Can an employer be held liable for emotional distress resulting in disability under the exclusive remedy provisions of workers' compensation law?

California, United States of America


The following excerpt is from Fermino v. Fedco, Inc., 15 Cal.App.4th 29, 18 Cal.Rptr.2d 719 (Cal. App. 1993):

"A determination whether a cause of action is barred by the exclusive remedy provisions of the workers' compensation law must take into account not only the facts alleged (i.e., of physical injury) but also their relation to the scope and purposes of the workers' compensation statutory scheme." (Shoemaker v. Myers (1990) 52 Cal.3d 1, 13, 276 Cal.Rptr. 303, 801 P.2d 1054.)

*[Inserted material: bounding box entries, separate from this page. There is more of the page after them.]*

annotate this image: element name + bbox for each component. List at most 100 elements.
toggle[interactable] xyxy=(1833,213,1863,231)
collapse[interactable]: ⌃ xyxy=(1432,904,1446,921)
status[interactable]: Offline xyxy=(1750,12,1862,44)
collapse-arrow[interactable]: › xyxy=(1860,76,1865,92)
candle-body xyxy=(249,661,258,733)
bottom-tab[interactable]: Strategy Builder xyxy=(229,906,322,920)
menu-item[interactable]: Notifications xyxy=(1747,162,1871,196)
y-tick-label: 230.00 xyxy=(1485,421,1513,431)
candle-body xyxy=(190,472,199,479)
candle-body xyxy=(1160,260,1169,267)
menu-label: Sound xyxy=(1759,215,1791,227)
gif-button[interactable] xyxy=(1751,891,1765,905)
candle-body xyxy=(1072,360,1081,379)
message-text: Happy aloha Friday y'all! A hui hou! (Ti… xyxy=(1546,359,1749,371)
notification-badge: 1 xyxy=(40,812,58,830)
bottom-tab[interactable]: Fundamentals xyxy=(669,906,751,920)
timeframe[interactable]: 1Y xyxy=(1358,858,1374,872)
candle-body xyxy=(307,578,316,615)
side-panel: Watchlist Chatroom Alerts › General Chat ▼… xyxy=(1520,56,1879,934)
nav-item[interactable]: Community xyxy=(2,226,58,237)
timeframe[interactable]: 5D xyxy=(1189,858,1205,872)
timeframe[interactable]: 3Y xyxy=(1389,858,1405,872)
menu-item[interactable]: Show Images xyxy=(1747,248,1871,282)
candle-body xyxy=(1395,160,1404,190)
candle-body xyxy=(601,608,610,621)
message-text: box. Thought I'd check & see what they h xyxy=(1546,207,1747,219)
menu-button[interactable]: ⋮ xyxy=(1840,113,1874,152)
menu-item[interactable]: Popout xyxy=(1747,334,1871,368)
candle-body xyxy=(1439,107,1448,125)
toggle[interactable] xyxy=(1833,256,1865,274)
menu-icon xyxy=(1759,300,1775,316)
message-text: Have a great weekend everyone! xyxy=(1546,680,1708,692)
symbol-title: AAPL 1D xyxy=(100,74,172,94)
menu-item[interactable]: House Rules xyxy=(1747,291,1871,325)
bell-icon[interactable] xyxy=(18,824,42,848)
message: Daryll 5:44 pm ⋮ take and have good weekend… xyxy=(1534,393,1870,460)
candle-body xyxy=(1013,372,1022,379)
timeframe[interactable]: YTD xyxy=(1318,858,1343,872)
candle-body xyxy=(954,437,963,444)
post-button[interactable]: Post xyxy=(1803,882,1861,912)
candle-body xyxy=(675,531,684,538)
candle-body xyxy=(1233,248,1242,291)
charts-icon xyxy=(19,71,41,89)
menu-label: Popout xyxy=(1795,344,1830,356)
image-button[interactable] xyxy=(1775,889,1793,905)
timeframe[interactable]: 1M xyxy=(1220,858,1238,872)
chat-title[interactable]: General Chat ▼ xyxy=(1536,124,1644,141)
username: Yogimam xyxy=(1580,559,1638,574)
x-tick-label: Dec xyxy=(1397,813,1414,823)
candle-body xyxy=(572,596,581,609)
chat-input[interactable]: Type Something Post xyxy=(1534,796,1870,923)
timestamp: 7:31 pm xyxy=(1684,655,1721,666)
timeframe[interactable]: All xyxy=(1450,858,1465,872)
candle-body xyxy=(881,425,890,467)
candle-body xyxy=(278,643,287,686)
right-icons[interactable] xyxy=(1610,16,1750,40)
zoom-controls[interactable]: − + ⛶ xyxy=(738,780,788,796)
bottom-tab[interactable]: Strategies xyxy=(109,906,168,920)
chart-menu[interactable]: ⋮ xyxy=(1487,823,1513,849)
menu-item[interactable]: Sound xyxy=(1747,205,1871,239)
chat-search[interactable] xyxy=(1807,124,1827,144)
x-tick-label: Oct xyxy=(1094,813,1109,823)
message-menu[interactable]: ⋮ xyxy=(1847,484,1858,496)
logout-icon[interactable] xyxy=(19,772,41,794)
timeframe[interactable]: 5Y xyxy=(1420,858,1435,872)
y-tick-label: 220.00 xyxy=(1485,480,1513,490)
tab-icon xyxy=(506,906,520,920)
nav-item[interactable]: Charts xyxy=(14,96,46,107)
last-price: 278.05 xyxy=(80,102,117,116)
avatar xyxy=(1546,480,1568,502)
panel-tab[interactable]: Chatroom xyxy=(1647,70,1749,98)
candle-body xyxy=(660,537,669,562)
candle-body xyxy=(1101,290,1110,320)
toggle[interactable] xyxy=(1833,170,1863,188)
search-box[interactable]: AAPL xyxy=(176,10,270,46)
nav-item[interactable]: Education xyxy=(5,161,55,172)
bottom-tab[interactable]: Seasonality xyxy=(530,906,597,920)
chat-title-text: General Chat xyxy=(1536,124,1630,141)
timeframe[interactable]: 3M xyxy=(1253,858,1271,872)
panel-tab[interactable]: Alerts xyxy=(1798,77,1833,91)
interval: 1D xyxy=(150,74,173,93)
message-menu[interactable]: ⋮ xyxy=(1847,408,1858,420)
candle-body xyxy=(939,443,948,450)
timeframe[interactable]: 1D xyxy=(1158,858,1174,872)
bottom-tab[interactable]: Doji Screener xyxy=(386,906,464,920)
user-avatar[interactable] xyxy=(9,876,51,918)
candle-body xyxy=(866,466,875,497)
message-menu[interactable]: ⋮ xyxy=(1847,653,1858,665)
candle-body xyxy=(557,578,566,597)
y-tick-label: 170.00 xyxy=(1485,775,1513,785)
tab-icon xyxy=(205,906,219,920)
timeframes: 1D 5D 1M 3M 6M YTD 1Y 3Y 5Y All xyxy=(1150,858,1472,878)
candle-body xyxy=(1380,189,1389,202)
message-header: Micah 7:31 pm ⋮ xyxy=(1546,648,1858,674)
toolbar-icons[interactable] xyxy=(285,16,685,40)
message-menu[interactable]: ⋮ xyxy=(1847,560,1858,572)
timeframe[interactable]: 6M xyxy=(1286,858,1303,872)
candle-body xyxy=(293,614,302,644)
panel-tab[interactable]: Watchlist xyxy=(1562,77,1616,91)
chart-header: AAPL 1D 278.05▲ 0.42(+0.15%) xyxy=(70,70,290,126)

" '[T]he basis of compensation and the exclusive remedy provisions is an injury sustained and arising out of the course of employment....' [Citation.] Second, if the injuries did arise out of and in the course of the employment, the exclusive remedy provisions apply notwithstanding that the injury resulted from the intentional conduct of the employer, and even though the employer's conduct might be characterized as egregious. '[A]n employee suffering emotional distress causing disability may not avoid the exclusive remedy provisions of the Labor Code by characterizing the employer's decisions as manifestly unfair, outrageous, harassment, or intended to cause emotional disturbance resulting in disability.' [Citation.] Further, we noted that the legal theory supporting such exclusive remedy provisions is a presumed 'compensation bargain,' pursuant to which the employer assumes liability for industrial personal injury or death without regard to fault in exchange for limitations on the amount of that liability. The employee is afforded relatively swift and certain payment of benefits to cure or relieve the effects of industrial injury without having to prove fault but, in exchange, gives up the wider range of damages potentially available in tort. [Citations.]" (Shoemaker v. Myers, supra, 52 Cal.3d at pp. 15-16, 276 Cal.Rptr. 303, 801 P.2d 1054.)